The adaptation and uptake evaluation of an SMS text message smoking cessation programme (MiQuit) for use in antenatal care
Naughton, Felix and Cooper, Sue and Bowker, Katharine and Campbell, Katarzyna and Sutton, Stephen and Leonardi-Bee, Jo and Sloan, Melanie and Coleman, Tim (2015) The adaptation and uptake evaluation of an SMS text message smoking cessation programme (MiQuit) for use in antenatal care. BMJ Open, 5 (10). e008871. ISSN 2044-6055
Official URL: http://bmjopen.bmj.com/content/5/10/e008871
Objectives: To adapt a tailored SMS text message smoking cessation intervention (MiQuit) for use without active health professional endorsement in routine antenatal care settings, to estimate ‘real world’ uptake and test the feasibility of its use. Design: Single-site service evaluation. Setting: A Nottinghamshire (UK) antenatal clinic. Participants: Pregnant women accessing the antenatal clinic (N=1,750) over 6-months. Intervention: A single-sheet A5 leaflet provided in the women’s maternity notes folder describing the MiQuit text service.

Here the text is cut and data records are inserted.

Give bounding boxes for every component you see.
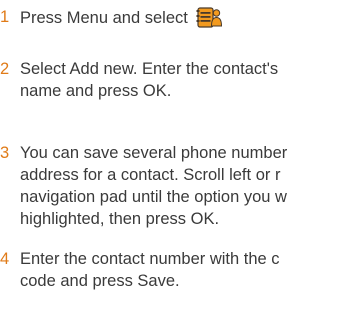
step-line: navigation pad until the option you w <box>20 188 287 206</box>
step-number: 2 <box>0 60 10 78</box>
contacts-icon <box>196 6 223 28</box>
step-text: Enter the contact number with the c code… <box>20 248 280 292</box>
step-line: highlighted, then press OK. <box>20 210 220 228</box>
step-line: address for a contact. Scroll left or r <box>20 166 281 184</box>
step-text: Press Menu and select <box>20 6 223 29</box>
step-line: Press Menu and select <box>20 9 188 27</box>
step-line: name and press OK. <box>20 82 172 100</box>
step-line: Select Add new. Enter the contact's <box>20 60 279 78</box>
step-number: 4 <box>0 250 10 268</box>
step-number: 1 <box>0 8 10 26</box>
step-line: Enter the contact number with the c <box>20 250 280 268</box>
step-number: 3 <box>0 144 10 162</box>
step-line: code and press Save. <box>20 272 180 290</box>
step-line: You can save several phone number <box>20 144 288 162</box>
step-text: You can save several phone number addres… <box>20 142 287 230</box>
step-text: Select Add new. Enter the contact's name… <box>20 58 278 102</box>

Similar materials were left on clinic desks and noticeboards. Outcome measures: MiQuit activation requests and system interactions were logged for two timeframes: 6 months (strict) and 8 months (extended). Local Hospital data were used to estimate the denominator of pregnant smokers exposed to the materials. Results: During the strict and extended timeframes, 13 and 25 activation requests were received, representing 3% (95% CI 2-5%) and 4% (95% CI 3-6%) of estimated smokers respectively. Only 11 (44%) of the 25 requesting activation sent a correctly formatted initiation text. Of those activating MiQuit, and invited to complete tailoring questions (used to tailor support), six (67%) completed all 12 questions by text or website and five (56%) texted a quit date to the system. Of the eleven activating MiQuit, five (45%, 95% CI 21-72%) stopped the programme prematurely. Conclusions: A low intensity, cheap cessation intervention promoted at very low cost, resulted in a small but potentially impactful uptake rate by pregnant smokers.